Kerusakan yang berkelanjutan ini, panglimanya adalah globalisasi ekonomi dalam bentuk perjanjian perdagangan bebas yang dipimpin WTO, Organisasi Perdagangan Dunia. WTO mengusung liberalisasi perdagangan yang menghancurkan sumber-sumber perekonomian rakyat dan mengakibatkan pemiskinan. Pasar bebas yang diatur WTO menyebabkan meningkatnya angka impor pangan Indonesia sehingga mematikan basis – basis produksi dan konsumsi rakyat. Meningkatnya investasi asing di sektor pertanian, perkebunan, dan pertambangan telah mengakibatkan terjadinya konflik agraria karena perampasan tanah oleh korporasi besar hingga hilangnya akses terhadap tanah sebagai sumber penghidupan.
Globalisasi juga sengaja menghancurkan dan mengabaikan keanekaragaman hayati, mengabaikan produksi alamiah, juga produksi yang dikelola perempuan, para petani kecil Dunia Ketiga, tak bedanya menganggap bahwa perusakan dan perampasan sebagai penciptaan. Padahal perempuan adalah produsen dan pengelola utama pangan dunia. Namun, pekerjaan mereka dalam produksi dan pengelolaannya sekarang  dihilangkan.
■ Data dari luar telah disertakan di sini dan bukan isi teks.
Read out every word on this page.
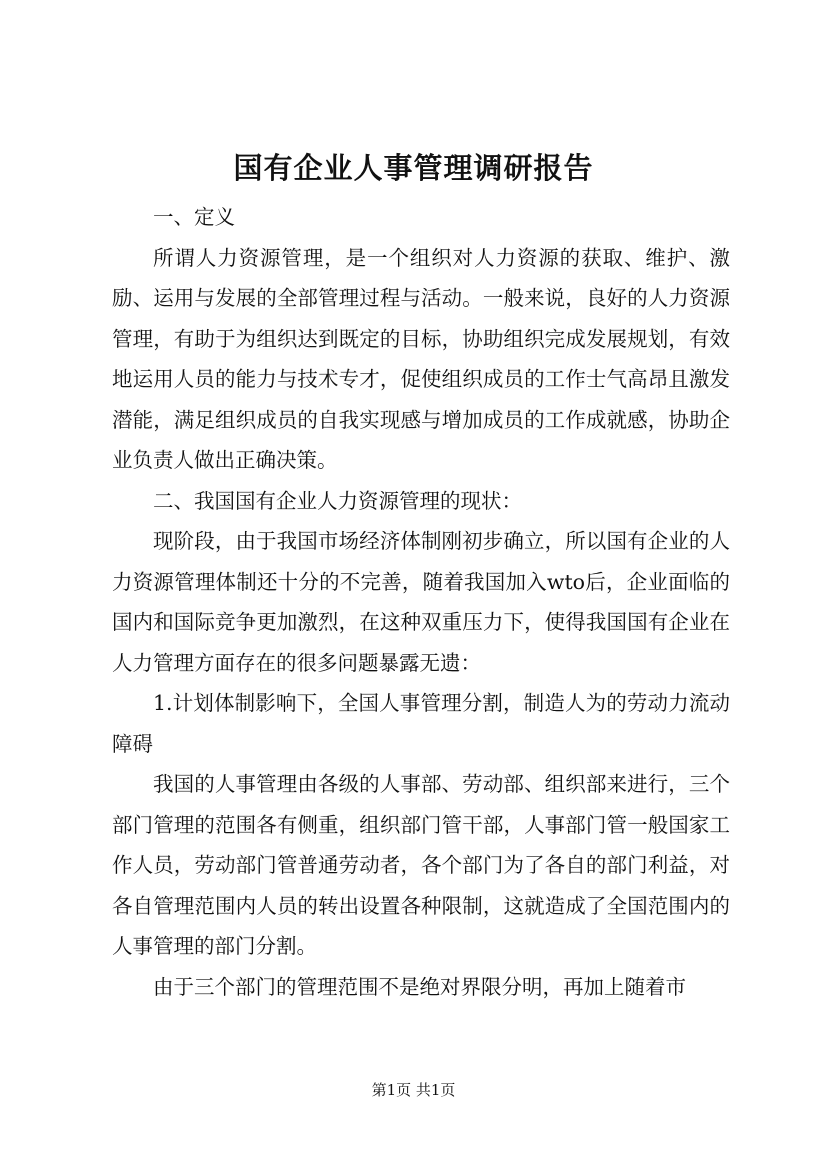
国有企业人事管理调研报告

一、定义

所谓人力资源管理，是一个组织对人力资源的获取、维护、激励、运用与发展的全部管理过程与活动。一般来说，良好的人力资源管理，有助于为组织达到既定的目标，协助组织完成发展规划，有效地运用人员的能力与技术专才，促使组织成员的工作士气高昂且激发潜能，满足组织成员的自我实现感与增加成员的工作成就感，协助企业负责人做出正确决策。

二、我国国有企业人力资源管理的现状：

现阶段，由于我国市场经济体制刚初步确立，所以国有企业的人力资源管理体制还十分的不完善，随着我国加入wto后，企业面临的国内和国际竞争更加激烈，在这种双重压力下，使得我国国有企业在人力管理方面存在的很多问题暴露无遗：

1.计划体制影响下，全国人事管理分割，制造人为的劳动力流动障碍

我国的人事管理由各级的人事部、劳动部、组织部来进行，三个部门管理的范围各有侧重，组织部门管干部，人事部门管一般国家工作人员，劳动部门管普通劳动者，各个部门为了各自的部门利益，对各自管理范围内人员的转出设置各种限制，这就造成了全国范围内的人事管理的部门分割。

由于三个部门的管理范围不是绝对界限分明，再加上随着市

第1页 共1页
Latar  di atas  mendorong lahirnya Pesantren Ath Thaariq, sebuah pesantren yang dijadikan sebagai  tempat perlawanan sekaligus belajar tanpa batas ruang, mendorong pemulihan kerusakan sosial-ekologis dan ekonomi serta menghambat perusakan sosial-ekologis dan ekonomi di ruang hidup para pelaku pelajarnya.
Pesantren Ath Thaariq didirikan pada ....... dimana ... oleh siapa.
Pesantren ini dihuni para santri usia dini,  mahasiswa hingga orang tua. Selain mempelajari kitab-kitab kuning, mereka juga belajar ilmu – ilmu sosial, Hak Asasi Manusia, demokrasi, pluralisme, kesetaraan, partisipatif, akuntabilitas, yang juga menjadi prinsip – prinsip yang dijunjung tinggi pesantren.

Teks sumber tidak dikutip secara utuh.